2) Setting input range
Since the primary side of the circuit is 100 V AC, which yields a P-P value of 282 V, set channel 1 to 100 V/div. Since the secondary side is 5 V DC, set channel 2 to 1 V/div.

3) Setting display positions
Set the 0 positions to around 60% and 10% so that channels 1 and 2 do not overlap. (The positions can be changed later after data has been acquired if the channel displays overlap, so it’s fine if they do.)

4) Making trigger setting
Select the voltage drop trigger for channel 1 and set it to 5 V.

5) Setting the trigger start point (Pre-trigger)
Since we want data after the switch is turned on, use a pre-trigger setting of 10%.

6) Selecting trigger mode
Since we need only one measurement, use single mode.

7) Data printing setting
(Same setting as example of "Measuring the input and output characteristics of DC power supply")

8) Setting [Waiting for pre-trigger]
Check the input cord connections and press the START key. If the display indicates that the instrument is in the trigger standby state, it has been set up properly.

9) Recording
Turn off the power supply switch. If the instrument has been configured correctly, measurement will end once acquisition of the waveform data is complete.
*Same as Figure 5-1

■ Measurement using a line-use logic probe
Change the trigger condition settings and the logic channel display settings. Other settings are the same as described above.

1) Making trigger setting
Since the trigger will be activated based on logic input, set up a logic trigger. Using channel A1 [0.x.x.x] 4, set up the trigger so that it activates when channel A1 changes from 1 to 0.

2) Displaying logic channel
Display the logic channel A1 on the channel display screen.

3) The remaining settings are the same as those that were described in the previous section.

If you encounter a self-hold circuit such as a sequence control circuit that exhibits the issue of resetting when this approach is applied, you can analyze the issue, for example in the power supply circuit, by setting up a trigger to activate depending on whether or not the self-hold circuit has a voltage.

Example: Measuring starting current waveforms of motors

Objective:
Although instruments such as normal ammeters cannot be used to measure quantities such as instantaneous load current fluctuations or starting current, a Memory HiCorder can easily do so using waveform levels when utilized in combination with a clamp current sensor.

Key considerations:
Use a clamp current sensor and set up a trigger so that it is activated by the starting current. Use the scaling function so that current values can be read directly. Use a Hioki 9018 Clamp On Probe.

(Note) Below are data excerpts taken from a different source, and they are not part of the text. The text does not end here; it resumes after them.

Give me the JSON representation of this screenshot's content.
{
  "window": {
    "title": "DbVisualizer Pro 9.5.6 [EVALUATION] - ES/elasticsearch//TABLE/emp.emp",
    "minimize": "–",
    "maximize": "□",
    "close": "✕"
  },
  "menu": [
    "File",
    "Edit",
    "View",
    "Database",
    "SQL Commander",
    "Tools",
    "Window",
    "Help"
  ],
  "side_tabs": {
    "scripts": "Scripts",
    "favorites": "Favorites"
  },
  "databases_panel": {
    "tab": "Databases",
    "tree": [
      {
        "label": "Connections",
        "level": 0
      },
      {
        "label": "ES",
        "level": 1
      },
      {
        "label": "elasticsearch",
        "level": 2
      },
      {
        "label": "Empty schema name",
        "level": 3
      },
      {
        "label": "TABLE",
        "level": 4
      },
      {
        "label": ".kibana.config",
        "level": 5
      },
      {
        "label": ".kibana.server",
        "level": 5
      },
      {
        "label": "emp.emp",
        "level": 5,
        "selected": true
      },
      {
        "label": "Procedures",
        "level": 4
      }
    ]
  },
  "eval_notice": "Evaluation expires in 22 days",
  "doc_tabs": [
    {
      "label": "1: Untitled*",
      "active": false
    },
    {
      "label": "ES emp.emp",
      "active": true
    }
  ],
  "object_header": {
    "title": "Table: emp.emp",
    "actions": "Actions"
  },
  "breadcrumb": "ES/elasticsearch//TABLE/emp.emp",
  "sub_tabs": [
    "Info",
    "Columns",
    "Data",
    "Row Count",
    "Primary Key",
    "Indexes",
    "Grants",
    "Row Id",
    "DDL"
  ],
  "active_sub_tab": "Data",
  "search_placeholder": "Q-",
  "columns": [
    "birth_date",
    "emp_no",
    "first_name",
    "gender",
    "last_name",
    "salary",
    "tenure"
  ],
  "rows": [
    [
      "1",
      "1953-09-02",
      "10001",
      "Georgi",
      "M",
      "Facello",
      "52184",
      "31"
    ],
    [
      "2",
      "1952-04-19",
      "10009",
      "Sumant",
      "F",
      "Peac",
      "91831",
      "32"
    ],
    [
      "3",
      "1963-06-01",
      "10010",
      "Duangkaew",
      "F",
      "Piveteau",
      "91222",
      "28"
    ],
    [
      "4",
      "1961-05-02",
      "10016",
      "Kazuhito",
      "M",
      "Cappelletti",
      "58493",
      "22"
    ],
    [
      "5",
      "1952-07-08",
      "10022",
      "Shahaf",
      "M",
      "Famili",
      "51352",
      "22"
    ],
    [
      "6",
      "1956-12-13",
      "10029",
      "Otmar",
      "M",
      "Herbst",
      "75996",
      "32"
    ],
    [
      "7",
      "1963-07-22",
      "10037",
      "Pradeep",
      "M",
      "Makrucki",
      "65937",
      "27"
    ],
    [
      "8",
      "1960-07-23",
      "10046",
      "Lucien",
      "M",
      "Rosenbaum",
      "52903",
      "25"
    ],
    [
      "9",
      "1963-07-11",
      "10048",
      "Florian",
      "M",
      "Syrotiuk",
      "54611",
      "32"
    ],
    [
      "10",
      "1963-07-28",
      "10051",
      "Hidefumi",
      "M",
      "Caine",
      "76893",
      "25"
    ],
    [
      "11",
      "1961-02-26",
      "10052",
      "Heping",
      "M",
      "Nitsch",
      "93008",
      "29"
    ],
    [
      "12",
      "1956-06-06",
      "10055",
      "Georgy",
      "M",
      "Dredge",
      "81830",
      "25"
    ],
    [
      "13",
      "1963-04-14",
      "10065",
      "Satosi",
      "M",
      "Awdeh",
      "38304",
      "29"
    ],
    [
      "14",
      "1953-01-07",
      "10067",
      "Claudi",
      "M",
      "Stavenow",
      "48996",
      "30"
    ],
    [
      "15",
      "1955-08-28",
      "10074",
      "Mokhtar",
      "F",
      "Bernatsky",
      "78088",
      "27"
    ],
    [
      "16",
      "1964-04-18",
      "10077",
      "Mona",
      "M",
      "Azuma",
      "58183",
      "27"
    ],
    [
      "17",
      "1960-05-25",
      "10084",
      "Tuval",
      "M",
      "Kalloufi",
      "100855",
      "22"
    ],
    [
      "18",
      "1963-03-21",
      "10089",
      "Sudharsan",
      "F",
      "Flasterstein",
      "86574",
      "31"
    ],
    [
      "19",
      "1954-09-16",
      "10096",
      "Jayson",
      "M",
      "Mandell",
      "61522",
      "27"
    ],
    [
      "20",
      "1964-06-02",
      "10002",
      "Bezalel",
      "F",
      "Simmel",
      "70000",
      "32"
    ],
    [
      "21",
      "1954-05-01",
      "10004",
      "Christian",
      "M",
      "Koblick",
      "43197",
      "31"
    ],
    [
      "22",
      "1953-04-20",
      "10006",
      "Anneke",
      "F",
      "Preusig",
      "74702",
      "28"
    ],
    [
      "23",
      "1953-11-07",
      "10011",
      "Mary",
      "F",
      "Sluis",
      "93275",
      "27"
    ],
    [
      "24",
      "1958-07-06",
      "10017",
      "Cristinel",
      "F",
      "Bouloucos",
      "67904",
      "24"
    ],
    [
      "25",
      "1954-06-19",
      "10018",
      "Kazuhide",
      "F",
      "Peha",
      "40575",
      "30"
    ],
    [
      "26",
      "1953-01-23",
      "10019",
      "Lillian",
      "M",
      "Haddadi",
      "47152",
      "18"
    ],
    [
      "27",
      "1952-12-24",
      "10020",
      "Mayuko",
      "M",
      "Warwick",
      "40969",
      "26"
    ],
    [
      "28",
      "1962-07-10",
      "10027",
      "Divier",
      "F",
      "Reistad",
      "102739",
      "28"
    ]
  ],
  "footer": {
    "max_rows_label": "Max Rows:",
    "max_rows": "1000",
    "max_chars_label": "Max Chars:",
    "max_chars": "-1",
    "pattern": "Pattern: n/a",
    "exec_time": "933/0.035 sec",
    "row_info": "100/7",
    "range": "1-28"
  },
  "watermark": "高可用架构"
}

The output rate will be 500 A AC  200 mV AC. You can also display trace cursors, use them to measure the maximum value and rush current time, and then use the parameter calculation function to calculate the maximum value.

1) Setting recording length
The recording length varies with the load, but here we will use a setting of 10 div. at 50 ms/div. to capture 0.5 s.

2) Setting input range
Since the clamp current sensor we’re using generates 200 mV AC output, set the 0 position to 50% using the 50 mV/div. range.

3) Making scaling settings
Select 2-point scaling on the system’s scaling settings screen and configure the settings as shown in Figure 5-12. Since use of the ENG setting in combination with scaling enables settings in units of 103 and 106, you can read values as indicative of units with a K, M, or G prefix.

Voltage  Voltage values at 2-points
HIGH side 0.2000E+00 → 5.0000E+02  [A]
LOW side  0.0000E+00 → 0.0000E+00

4) Setting the trigger start point (Pre-trigger)
Since we need data after the trigger is activated, use a setting of 10%.

5) to 8) (Sama as “Measuring the input and output characteristics of DC power supply”)

6) Maximum value calculation
Set parameter calculation to “ON” on the status (settings) screen and specify a calculation for channel 1 only. Since data remains, moving the flashing cursor to the parameter calculation “ON” setting will cause an “EXECUTE” button to be displayed on the function key GUI display. Press that button. The maximum value calculation result will be displayed on the screen.